El aporte más importante de estas editoriales tenía que ver con su función pedagógica. Aunque esta lista de títulos y autores (que se podría ampliar de manera casi indefinida) da la impresión de un caos irreductible, lo cierto es que hay un principio general que le otorga cierta coherencia. Apoyadas en una agresiva política de traducción, estas editoriales le ofrecían al aficionado pobre, al autodidacta, algo más que la posibilidad de acceder a la Cultura: a través de ellas podían apropiársela, convertirla en patrimonio cultural e, incluso, personal. La desmesura de sus catálogos, a menudo concebidos alrededor de nociones que en retrospectiva tienen algo de lezamianas, como lo universal, lo mundial, lo cósmico, buscaba satisfacer esta necesidad[14]. Su objetivo era abarcar todas las áreas del saber. “No cerrarse a nada”, como rezaba el eslogan de una revista de la editorial Tor (Romero, 1995, p. 55). De ahí que el autodidacta serio, el que de verdad se sumergía en ese caos, terminara no formándose sino (de)formándose, como temía Mañach.

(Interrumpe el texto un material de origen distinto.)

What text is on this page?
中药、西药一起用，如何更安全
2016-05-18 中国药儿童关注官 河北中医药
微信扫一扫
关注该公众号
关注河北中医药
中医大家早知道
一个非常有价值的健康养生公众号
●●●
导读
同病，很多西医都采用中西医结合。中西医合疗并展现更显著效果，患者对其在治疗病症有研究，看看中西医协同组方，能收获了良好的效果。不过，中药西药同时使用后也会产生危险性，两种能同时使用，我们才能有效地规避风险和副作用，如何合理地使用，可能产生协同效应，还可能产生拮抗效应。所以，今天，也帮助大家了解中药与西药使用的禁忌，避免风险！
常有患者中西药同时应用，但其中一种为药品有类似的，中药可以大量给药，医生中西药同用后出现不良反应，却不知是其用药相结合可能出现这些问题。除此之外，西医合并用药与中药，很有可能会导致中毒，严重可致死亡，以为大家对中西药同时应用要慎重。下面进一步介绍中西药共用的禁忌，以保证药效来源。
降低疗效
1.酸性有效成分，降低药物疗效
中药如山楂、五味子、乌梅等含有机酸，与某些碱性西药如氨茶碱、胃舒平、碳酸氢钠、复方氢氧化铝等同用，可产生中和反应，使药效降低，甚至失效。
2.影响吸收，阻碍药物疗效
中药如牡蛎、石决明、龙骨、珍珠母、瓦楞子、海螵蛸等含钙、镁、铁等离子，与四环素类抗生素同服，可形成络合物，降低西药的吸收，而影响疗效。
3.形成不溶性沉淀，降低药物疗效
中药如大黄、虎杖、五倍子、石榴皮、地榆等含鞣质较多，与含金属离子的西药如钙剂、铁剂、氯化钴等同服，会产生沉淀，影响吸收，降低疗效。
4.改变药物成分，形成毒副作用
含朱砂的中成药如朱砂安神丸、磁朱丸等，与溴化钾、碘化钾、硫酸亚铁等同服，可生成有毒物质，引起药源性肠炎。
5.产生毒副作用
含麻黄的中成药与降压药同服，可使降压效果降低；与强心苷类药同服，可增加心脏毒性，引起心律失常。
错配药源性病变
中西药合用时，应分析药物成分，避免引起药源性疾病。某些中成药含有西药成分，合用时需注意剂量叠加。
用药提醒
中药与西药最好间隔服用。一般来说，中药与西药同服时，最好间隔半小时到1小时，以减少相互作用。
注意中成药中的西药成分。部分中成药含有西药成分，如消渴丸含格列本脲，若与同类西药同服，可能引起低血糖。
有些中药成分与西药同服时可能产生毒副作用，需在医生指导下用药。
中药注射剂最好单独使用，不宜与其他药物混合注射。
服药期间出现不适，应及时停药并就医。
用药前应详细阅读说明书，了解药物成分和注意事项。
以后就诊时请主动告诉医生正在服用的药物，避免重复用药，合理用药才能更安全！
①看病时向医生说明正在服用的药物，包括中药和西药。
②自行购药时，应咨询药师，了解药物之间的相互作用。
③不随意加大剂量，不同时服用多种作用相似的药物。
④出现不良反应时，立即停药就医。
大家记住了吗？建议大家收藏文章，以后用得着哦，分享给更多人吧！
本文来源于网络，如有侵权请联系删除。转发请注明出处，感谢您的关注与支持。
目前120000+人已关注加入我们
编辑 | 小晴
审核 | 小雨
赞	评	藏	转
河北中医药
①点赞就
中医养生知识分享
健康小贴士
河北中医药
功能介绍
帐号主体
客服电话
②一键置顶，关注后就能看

Y en efecto, si revisamos la biblioteca de Lezama, podrían señalarse algunas limitaciones a este programa de formación. Por una parte, la ambición de universalidad de la que dan cuenta sus libros obedece a una lógica provincial. Si bien los emprendimientos editoriales que participaban del mercado del libro económico tenían distintos perfiles, tanto los que aspiraban a un lector popular —tipo Tor o Sopena— como aquellos que apelaban a un lector más sofisticado —tipo Revista de Occidente (la editorial) o Sudamericana— operaban bajo una idea universalizante de Cultura que, pese a ello, antes de llegar a La Habana pasaba por un filtro lingüístico y geográfico. El repertorio de lo traducible de dicho universo era determinado en España, o al menos así lo fue hasta el inicio de la Guerra Civil en julio de 1936. Posteriormente, al convertirse Buenos Aires y Ciudad de México en los ejes del mercado del libro en América Latina y el Caribe, ese repertorio pasó a elaborarse en estas capitales. Allí se diseñaba no sólo un canon cultural y literario, sino el ámbito mismo de lo legible. Cuba se encontraba, pues, en la periferia de la periferia.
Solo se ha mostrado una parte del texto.